An out-of-state special interest group funded the initiative, and CU Denver was not involved in getting the measure on the ballot. The vote was no/against the initiative by 60.35 percent to 39.65 percent.
By a slim 58.68 percent to 49.60 percent margin, voters in Golden decided to lift the moratorium on recreational marijuana dispensaries in the city. Cannabis cultivation, extraction, and manufacturing are still a no-no in city limits. Still, marijuana sales will finally be a reality in Golden after the city council drafts and implements rules.
However, it doesn’t look like adult-use marijuana dispensaries will be coming to Westminster anytime soon. Despite voting “yes” on allowing retail marijuana in the city by 53 percent, voters said “no” to a separate tax measure tied to the initiative.
Brighton was a definite “no” on repealing the ban on recreational marijuana sales. Voters rejected the measure by 53 percent.

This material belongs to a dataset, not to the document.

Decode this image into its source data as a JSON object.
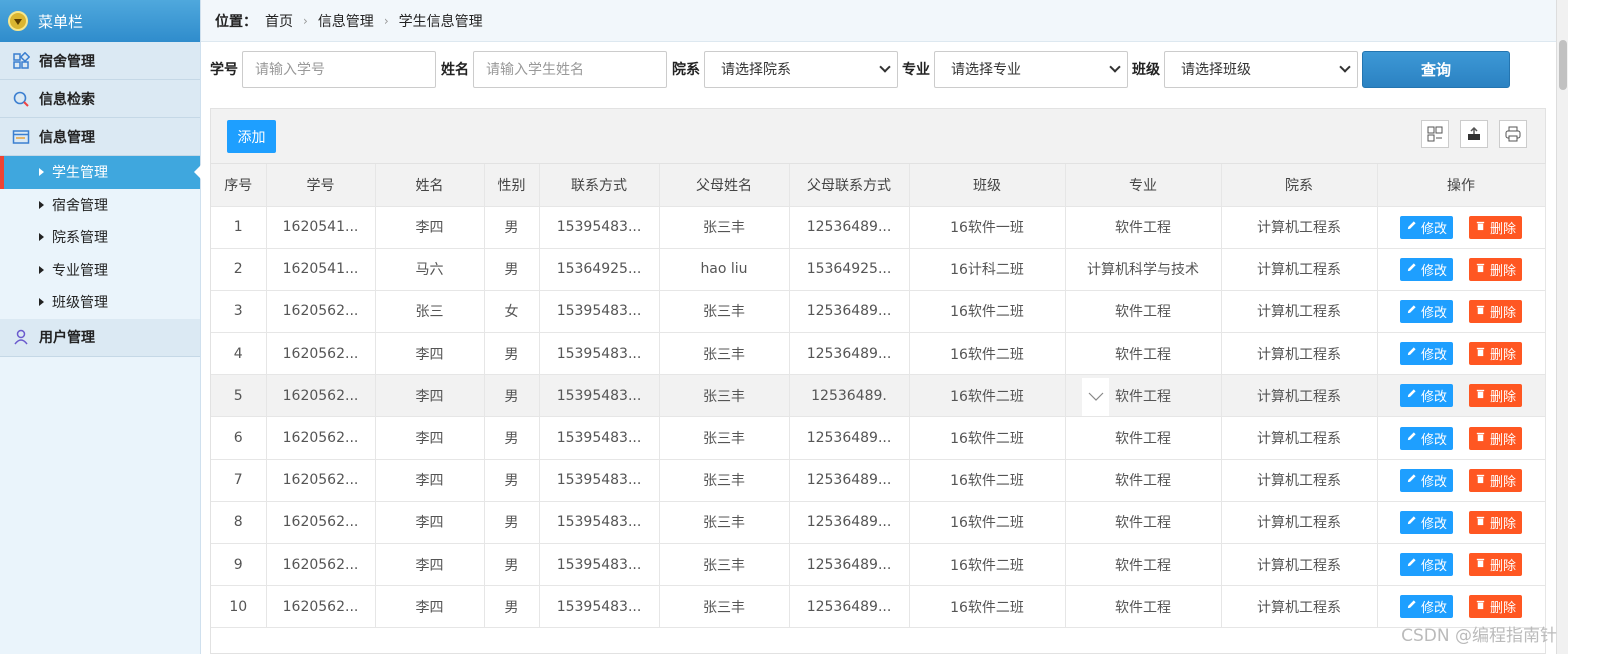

Lakewood’s sales tax on recreational marijuana will remain at 19.6 percent after voters rejected a measure to increase the tax rate by an additional 5 percent. If the initiative had passed, the City of Lakewood would have been able to increase the tax on adult-use marijuana by up to 10 percent without further voter approval.
It turns out that 3 wasn’t a magic number in Mead, where voters rejected a ban on medical and recreational marijuana sales for the third time since 2013. 61 percent of voters rejected the measure.
There was better cannabis election news in Lamar, where voters approved two marijuana-related measures. 54 percent of voters approved Ballot Measure 2B, legalizing recreational marijuana sales. 55 percent of voters approved Ballot Measure 2A for a 5 percent local tax on adult-use cannabis sales.
In Wellington, the vote on Initiative 2B is still too close to call. As in, a 3-vote difference too close to call. The initiative would allow medical and recreational sales in Wellington. With a total of 3,341 votes counted so far, 1,672 voters said “yes,” while 1,669 voters said “no” to the measure.
However, it’s not so close when it comes to Initiative 300, the vote on whether to implement a 3.5 percent sales tax on adult-use marijuana purchases. The initiative looks like it will pass, with 231 “yes” votes in the lead.